A seminar focuses on fighting transnational bribery

Twenty law students take their seats in a third-floor seminar room of Wasserstein Hall, and their professors get right down to business. How do we evaluate claims made in the literature about the impact of the Foreign Corrupt Practices Act on U.S. businesses and U.S. leadership around the world? Instantly, a student ventures that broad anti-corruption efforts might help the U.S. economy, even if the benefits to particular firms are unclear.

For the next two hours, the air crackles with refutations, clarifications, elaborations, insights and reality checks. The break that’s scheduled at the one-hour mark comes 15 minutes late because the students are too engaged to stop.

Welcome to Combating Transnational Bribery. It’s a new seminar taught by Professors Jack Goldsmith, an international law expert with insider knowledge of the workings of the U.S. Department of Justice, and Matthew Stephenson ’03, a scholar in law and political economy, with a keen interest in anti-corruption.

The students come from a range of backgrounds. Some are experienced in international development work; others spent time before law school on FCPA matters at the Justice Department, the U.S. Securities and Exchange Commission, or private firms. Several are LL.M. candidates from abroad with anti-corruption experience from their own countries.

“It’s a very smart and very informed group of people who are all learning from each other,” says Goldsmith.

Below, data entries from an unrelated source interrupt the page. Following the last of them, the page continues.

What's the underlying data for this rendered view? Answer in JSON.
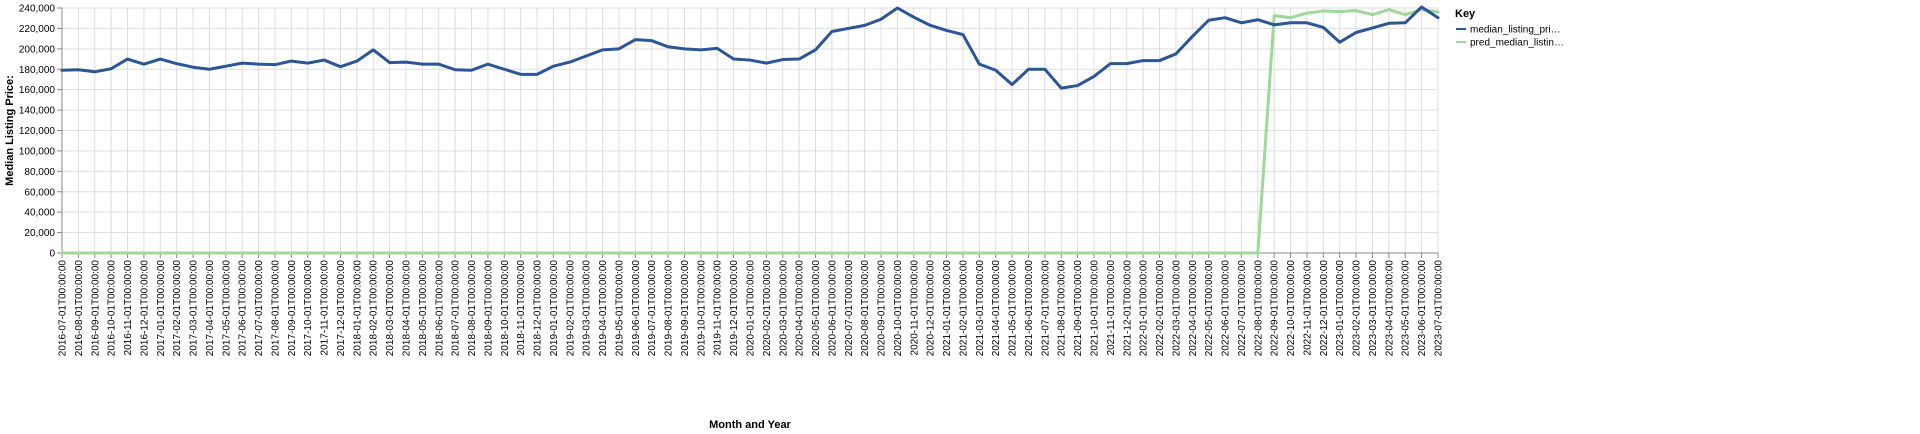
{
  "chart_data": {
    "type": "line",
    "xlabel": "Month and Year",
    "ylabel": "Median Listing Price:",
    "ylim": [
      0,
      240000
    ],
    "yticks": [
      "0",
      "20,000",
      "40,000",
      "60,000",
      "80,000",
      "100,000",
      "120,000",
      "140,000",
      "160,000",
      "180,000",
      "200,000",
      "220,000",
      "240,000"
    ],
    "grid": true,
    "legend": {
      "title": "Key",
      "position": "top-right",
      "entries": [
        {
          "label": "median_listing_pri…",
          "color": "#2c5596"
        },
        {
          "label": "pred_median_listin…",
          "color": "#9fd89a"
        }
      ]
    },
    "x": [
      "2016-07-01T00:00:00",
      "2016-08-01T00:00:00",
      "2016-09-01T00:00:00",
      "2016-10-01T00:00:00",
      "2016-11-01T00:00:00",
      "2016-12-01T00:00:00",
      "2017-01-01T00:00:00",
      "2017-02-01T00:00:00",
      "2017-03-01T00:00:00",
      "2017-04-01T00:00:00",
      "2017-05-01T00:00:00",
      "2017-06-01T00:00:00",
      "2017-07-01T00:00:00",
      "2017-08-01T00:00:00",
      "2017-09-01T00:00:00",
      "2017-10-01T00:00:00",
      "2017-11-01T00:00:00",
      "2017-12-01T00:00:00",
      "2018-01-01T00:00:00",
      "2018-02-01T00:00:00",
      "2018-03-01T00:00:00",
      "2018-04-01T00:00:00",
      "2018-05-01T00:00:00",
      "2018-06-01T00:00:00",
      "2018-07-01T00:00:00",
      "2018-08-01T00:00:00",
      "2018-09-01T00:00:00",
      "2018-10-01T00:00:00",
      "2018-11-01T00:00:00",
      "2018-12-01T00:00:00",
      "2019-01-01T00:00:00",
      "2019-02-01T00:00:00",
      "2019-03-01T00:00:00",
      "2019-04-01T00:00:00",
      "2019-05-01T00:00:00",
      "2019-06-01T00:00:00",
      "2019-07-01T00:00:00",
      "2019-08-01T00:00:00",
      "2019-09-01T00:00:00",
      "2019-10-01T00:00:00",
      "2019-11-01T00:00:00",
      "2019-12-01T00:00:00",
      "2020-01-01T00:00:00",
      "2020-02-01T00:00:00",
      "2020-03-01T00:00:00",
      "2020-04-01T00:00:00",
      "2020-05-01T00:00:00",
      "2020-06-01T00:00:00",
      "2020-07-01T00:00:00",
      "2020-08-01T00:00:00",
      "2020-09-01T00:00:00",
      "2020-10-01T00:00:00",
      "2020-11-01T00:00:00",
      "2020-12-01T00:00:00",
      "2021-01-01T00:00:00",
      "2021-02-01T00:00:00",
      "2021-03-01T00:00:00",
      "2021-04-01T00:00:00",
      "2021-05-01T00:00:00",
      "2021-06-01T00:00:00",
      "2021-07-01T00:00:00",
      "2021-08-01T00:00:00",
      "2021-09-01T00:00:00",
      "2021-10-01T00:00:00",
      "2021-11-01T00:00:00",
      "2021-12-01T00:00:00",
      "2022-01-01T00:00:00",
      "2022-02-01T00:00:00",
      "2022-03-01T00:00:00",
      "2022-04-01T00:00:00",
      "2022-05-01T00:00:00",
      "2022-06-01T00:00:00",
      "2022-07-01T00:00:00",
      "2022-08-01T00:00:00",
      "2022-09-01T00:00:00",
      "2022-10-01T00:00:00",
      "2022-11-01T00:00:00",
      "2022-12-01T00:00:00",
      "2023-01-01T00:00:00",
      "2023-02-01T00:00:00",
      "2023-03-01T00:00:00",
      "2023-04-01T00:00:00",
      "2023-05-01T00:00:00",
      "2023-06-01T00:00:00",
      "2023-07-01T00:00:00"
    ],
    "series": [
      {
        "name": "median_listing_pri…",
        "color": "#2c5596",
        "values": [
          179000,
          179500,
          177500,
          180500,
          190000,
          185000,
          190000,
          185500,
          182000,
          180000,
          183000,
          186000,
          185000,
          184500,
          188000,
          186000,
          189000,
          182500,
          188000,
          199000,
          186500,
          187000,
          185000,
          185000,
          179500,
          179000,
          185000,
          180000,
          175000,
          175000,
          183000,
          187000,
          193000,
          199000,
          200000,
          209000,
          208000,
          202000,
          200000,
          199000,
          200500,
          190000,
          189000,
          186000,
          189500,
          190000,
          199000,
          217000,
          220000,
          223000,
          229000,
          240000,
          231000,
          223000,
          218000,
          214000,
          185000,
          179000,
          165000,
          180000,
          180000,
          161500,
          164000,
          173000,
          185500,
          185500,
          188500,
          188500,
          195000,
          212000,
          228000,
          230500,
          225500,
          228500,
          223500,
          225500,
          225500,
          221000,
          206500,
          216000,
          220500,
          225000,
          225500,
          241000,
          230500
        ]
      },
      {
        "name": "pred_median_listin…",
        "color": "#9fd89a",
        "values": [
          0,
          0,
          0,
          0,
          0,
          0,
          0,
          0,
          0,
          0,
          0,
          0,
          0,
          0,
          0,
          0,
          0,
          0,
          0,
          0,
          0,
          0,
          0,
          0,
          0,
          0,
          0,
          0,
          0,
          0,
          0,
          0,
          0,
          0,
          0,
          0,
          0,
          0,
          0,
          0,
          0,
          0,
          0,
          0,
          0,
          0,
          0,
          0,
          0,
          0,
          0,
          0,
          0,
          0,
          0,
          0,
          0,
          0,
          0,
          0,
          0,
          0,
          0,
          0,
          0,
          0,
          0,
          0,
          0,
          0,
          0,
          0,
          0,
          0,
          232500,
          230500,
          235000,
          237000,
          236500,
          237500,
          233500,
          238500,
          233500,
          238500,
          236000
        ]
      }
    ]
  }
}
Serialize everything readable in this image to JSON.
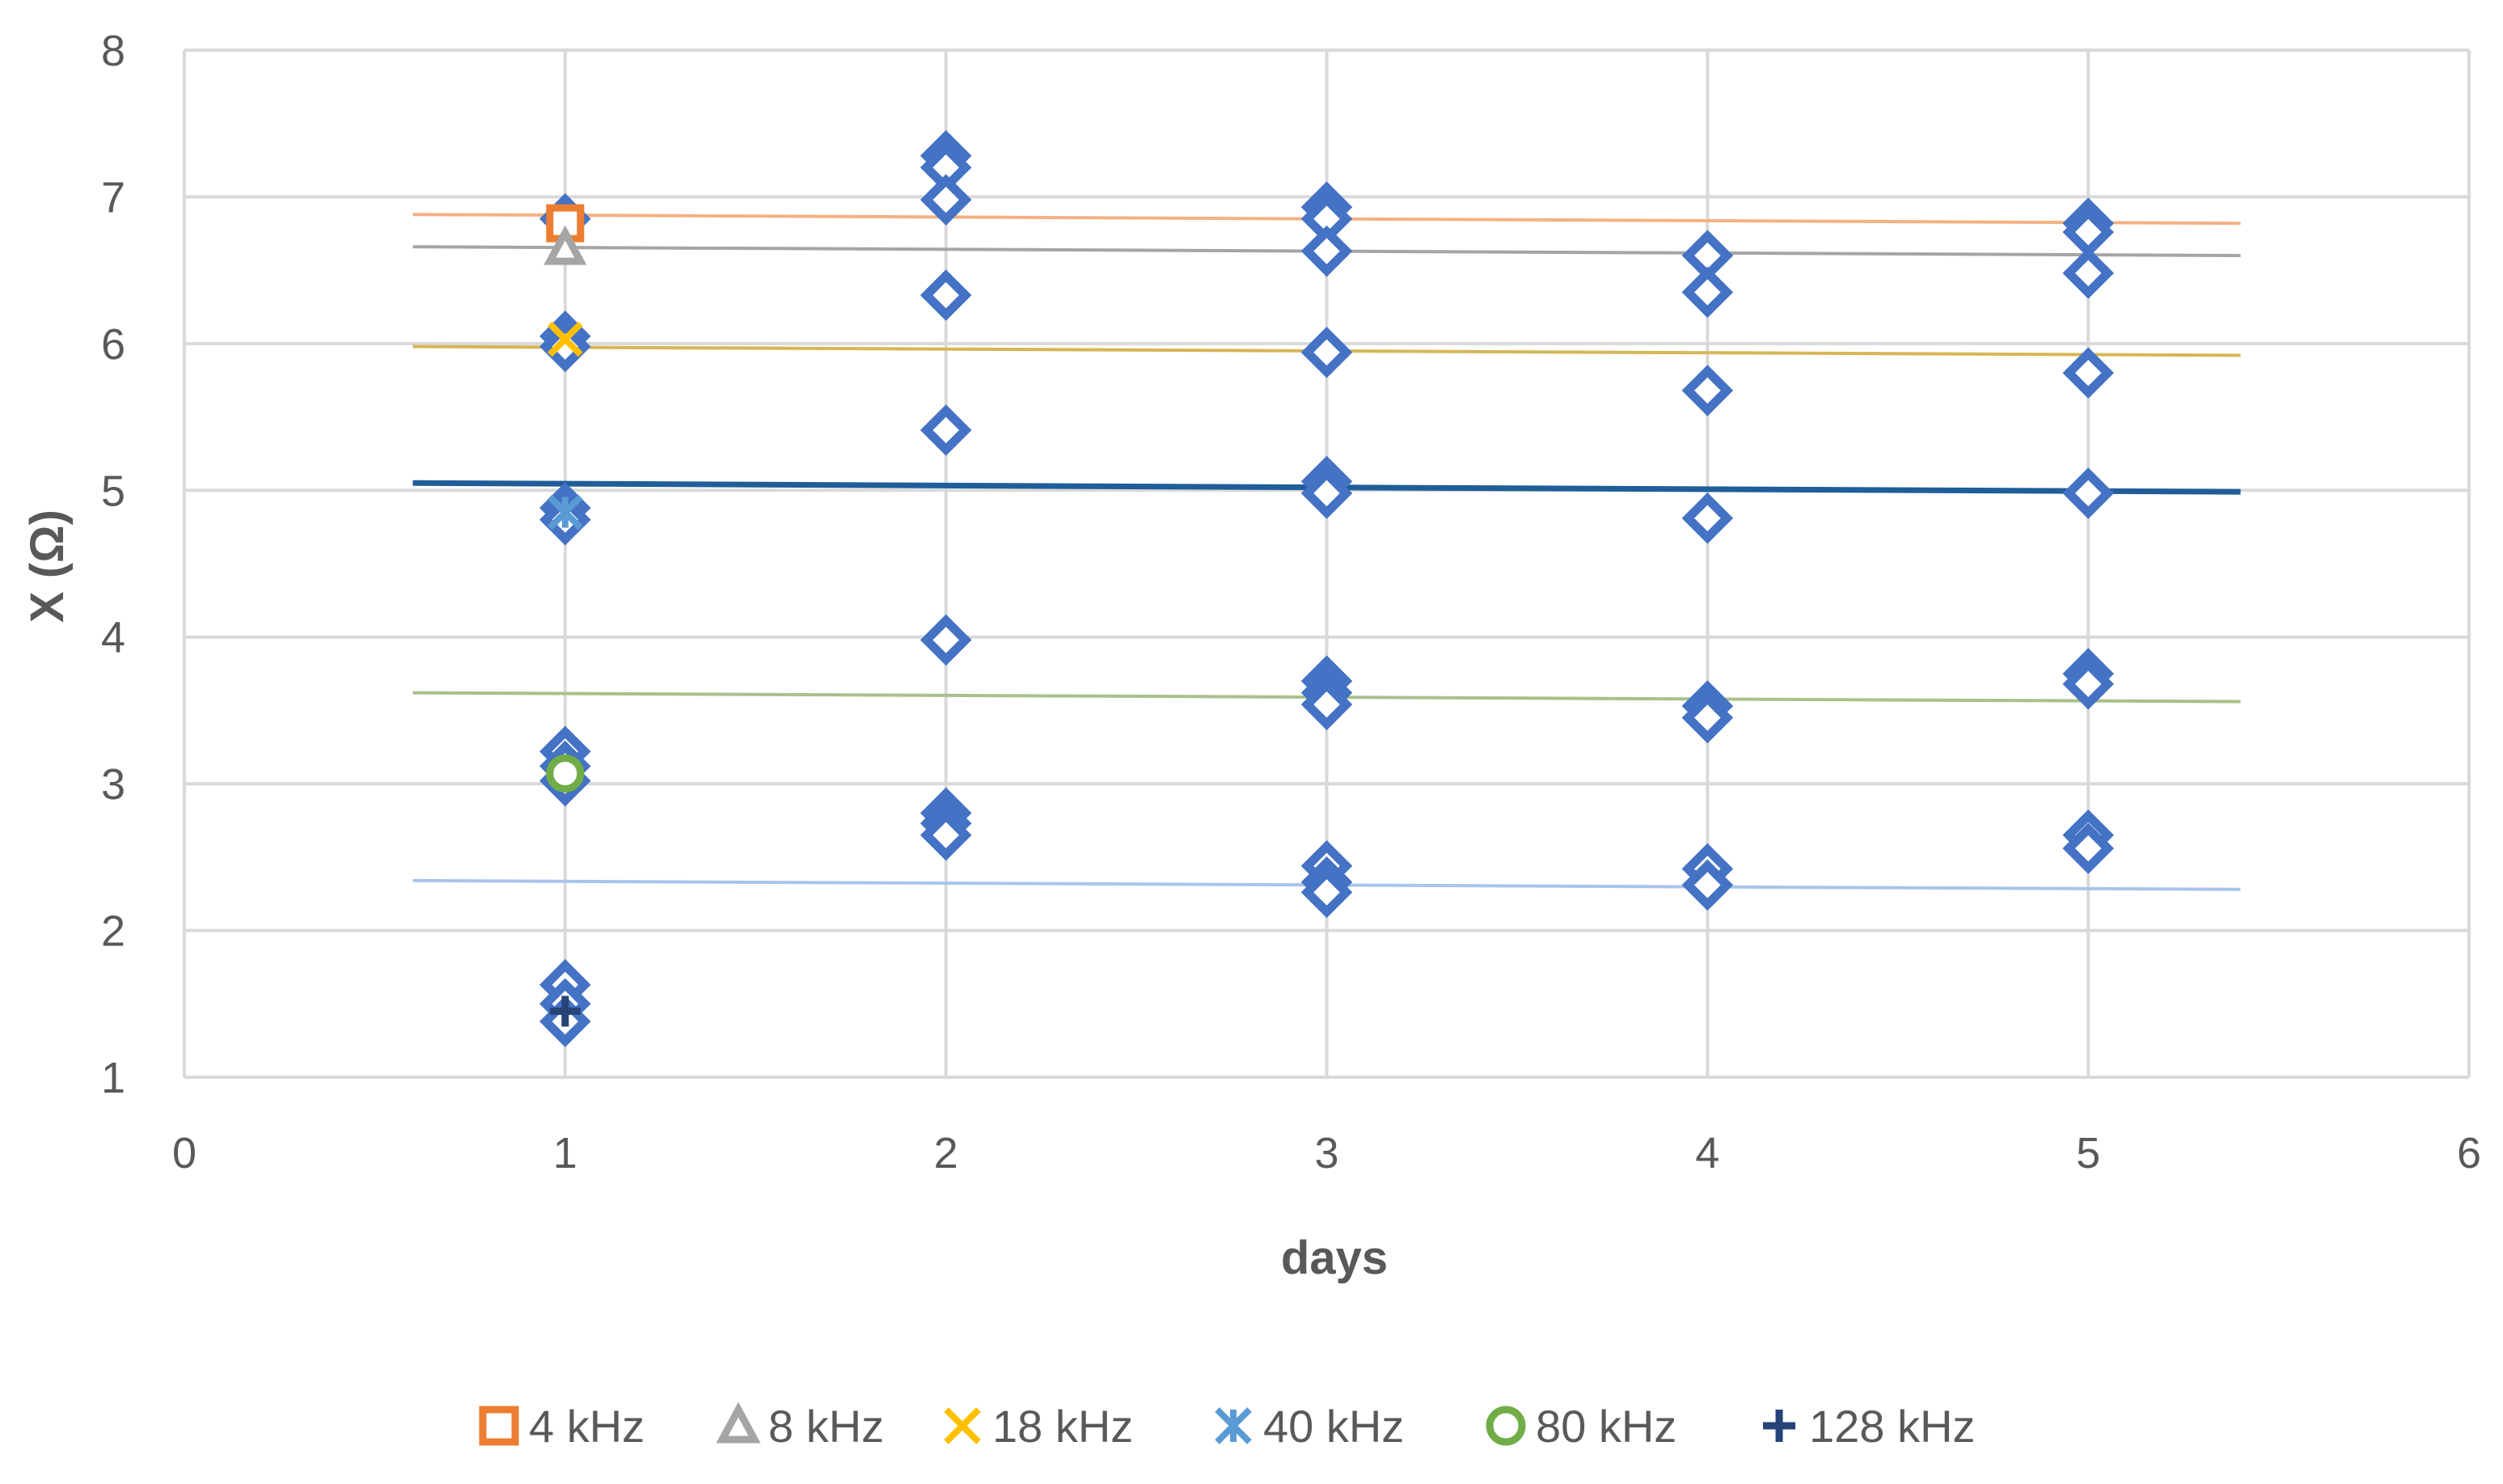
{
  "chart_data": {
    "type": "scatter",
    "title": "",
    "xlabel": "days",
    "ylabel": "X (Ω)",
    "xlim": [
      0,
      6
    ],
    "ylim": [
      1,
      8
    ],
    "xticks": [
      0,
      1,
      2,
      3,
      4,
      5,
      6
    ],
    "yticks": [
      1,
      2,
      3,
      4,
      5,
      6,
      7,
      8
    ],
    "grid": true,
    "legend_position": "bottom",
    "colors": {
      "diamond": "#4472C4",
      "grid": "#D9D9D9",
      "text": "#595959"
    },
    "diamond_points": [
      {
        "x": 1,
        "y": 6.85
      },
      {
        "x": 1,
        "y": 6.05
      },
      {
        "x": 1,
        "y": 5.98
      },
      {
        "x": 1,
        "y": 4.88
      },
      {
        "x": 1,
        "y": 4.8
      },
      {
        "x": 1,
        "y": 3.22
      },
      {
        "x": 1,
        "y": 3.12
      },
      {
        "x": 1,
        "y": 3.02
      },
      {
        "x": 1,
        "y": 1.63
      },
      {
        "x": 1,
        "y": 1.5
      },
      {
        "x": 1,
        "y": 1.38
      },
      {
        "x": 2,
        "y": 7.28
      },
      {
        "x": 2,
        "y": 7.2
      },
      {
        "x": 2,
        "y": 6.98
      },
      {
        "x": 2,
        "y": 6.33
      },
      {
        "x": 2,
        "y": 5.41
      },
      {
        "x": 2,
        "y": 3.98
      },
      {
        "x": 2,
        "y": 2.8
      },
      {
        "x": 2,
        "y": 2.73
      },
      {
        "x": 2,
        "y": 2.65
      },
      {
        "x": 3,
        "y": 6.93
      },
      {
        "x": 3,
        "y": 6.85
      },
      {
        "x": 3,
        "y": 6.63
      },
      {
        "x": 3,
        "y": 5.94
      },
      {
        "x": 3,
        "y": 5.06
      },
      {
        "x": 3,
        "y": 4.98
      },
      {
        "x": 3,
        "y": 3.7
      },
      {
        "x": 3,
        "y": 3.62
      },
      {
        "x": 3,
        "y": 3.54
      },
      {
        "x": 3,
        "y": 2.44
      },
      {
        "x": 3,
        "y": 2.33
      },
      {
        "x": 3,
        "y": 2.26
      },
      {
        "x": 4,
        "y": 6.6
      },
      {
        "x": 4,
        "y": 6.35
      },
      {
        "x": 4,
        "y": 5.68
      },
      {
        "x": 4,
        "y": 4.81
      },
      {
        "x": 4,
        "y": 3.53
      },
      {
        "x": 4,
        "y": 3.45
      },
      {
        "x": 4,
        "y": 2.42
      },
      {
        "x": 4,
        "y": 2.31
      },
      {
        "x": 5,
        "y": 6.82
      },
      {
        "x": 5,
        "y": 6.76
      },
      {
        "x": 5,
        "y": 6.48
      },
      {
        "x": 5,
        "y": 5.8
      },
      {
        "x": 5,
        "y": 4.98
      },
      {
        "x": 5,
        "y": 3.75
      },
      {
        "x": 5,
        "y": 3.68
      },
      {
        "x": 5,
        "y": 2.65
      },
      {
        "x": 5,
        "y": 2.56
      }
    ],
    "series": [
      {
        "name": "4 kHz",
        "marker": "square",
        "color": "#ED7D31",
        "x": [
          1
        ],
        "y": [
          6.82
        ],
        "trend": {
          "x": [
            0.6,
            5.4
          ],
          "y": [
            6.88,
            6.82
          ],
          "color": "#F4B183",
          "width": 4
        }
      },
      {
        "name": "8 kHz",
        "marker": "triangle",
        "color": "#A5A5A5",
        "x": [
          1
        ],
        "y": [
          6.65
        ],
        "trend": {
          "x": [
            0.6,
            5.4
          ],
          "y": [
            6.66,
            6.6
          ],
          "color": "#A5A5A5",
          "width": 4
        }
      },
      {
        "name": "18 kHz",
        "marker": "x",
        "color": "#FFC000",
        "x": [
          1
        ],
        "y": [
          6.03
        ],
        "trend": {
          "x": [
            0.6,
            5.4
          ],
          "y": [
            5.98,
            5.92
          ],
          "color": "#D6B656",
          "width": 4
        }
      },
      {
        "name": "40 kHz",
        "marker": "asterisk",
        "color": "#5B9BD5",
        "x": [
          1
        ],
        "y": [
          4.85
        ],
        "trend": {
          "x": [
            0.6,
            5.4
          ],
          "y": [
            5.05,
            4.99
          ],
          "color": "#1F5E99",
          "width": 7
        }
      },
      {
        "name": "80 kHz",
        "marker": "circle",
        "color": "#70AD47",
        "x": [
          1
        ],
        "y": [
          3.07
        ],
        "trend": {
          "x": [
            0.6,
            5.4
          ],
          "y": [
            3.62,
            3.56
          ],
          "color": "#A9C08C",
          "width": 4
        }
      },
      {
        "name": "128 kHz",
        "marker": "plus",
        "color": "#264478",
        "x": [
          1
        ],
        "y": [
          1.45
        ],
        "trend": {
          "x": [
            0.6,
            5.4
          ],
          "y": [
            2.34,
            2.28
          ],
          "color": "#A9C4EB",
          "width": 4
        }
      }
    ]
  }
}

And it’s not just the students who are learning. David Donatti ’15, who is interested in the intersection of civil law, litigation, and international law, says of Goldsmith and Stephenson: “Sometimes it feels like they’re professors, and sometimes it feels like they are active participants, just other students in the class.”

Anti-corruption is a large and growing area of legal practice. FCPA enforcement actions have risen considerably since the early 2000s, and the stakes are high—fines and penalties can soar into the hundreds of millions of dollars. Corruption affects the entire international community and is a major challenge in global development. “The FCPA is important and only gaining in importance as the Department of Justice and the Securities and Exchange Commission push for harder enforcement of the provisions,” says Stephanie Freudenberg ’15, who is considering a private-sector career in white-collar investigations.

The FCPA also provides a platform for studying prosecutorial discretion, multijurisdictional legal matters and how law affects business practices. A course highlight is the impressive lineup of guest speakers—practitioners from the public, private and international sectors—who bring their real-world experience to bear. The goal, Stephenson says, is to “give students a sense of what lawyers who deal with the FCPA, or similar issues, deal with in practice, as well as exposing them to a diverse range of views.”

Jordan Moran ’15, a student in the seminar who spent three years with the Justice Department’s FCPA unit, has a new appreciation for the complexity of fighting international corruption. One dilemma that the seminar has helped him see is that enforcement of the FCPA can deter companies from doing business in countries that need reform the most. “Everything we do in terms of enforcing and/or amending the FCPA must be considered in light of the foreign policy origins and the foreign policy implications,” he says. “Oftentimes, they are at cross-purposes, and that makes it a very, very difficult area of law.”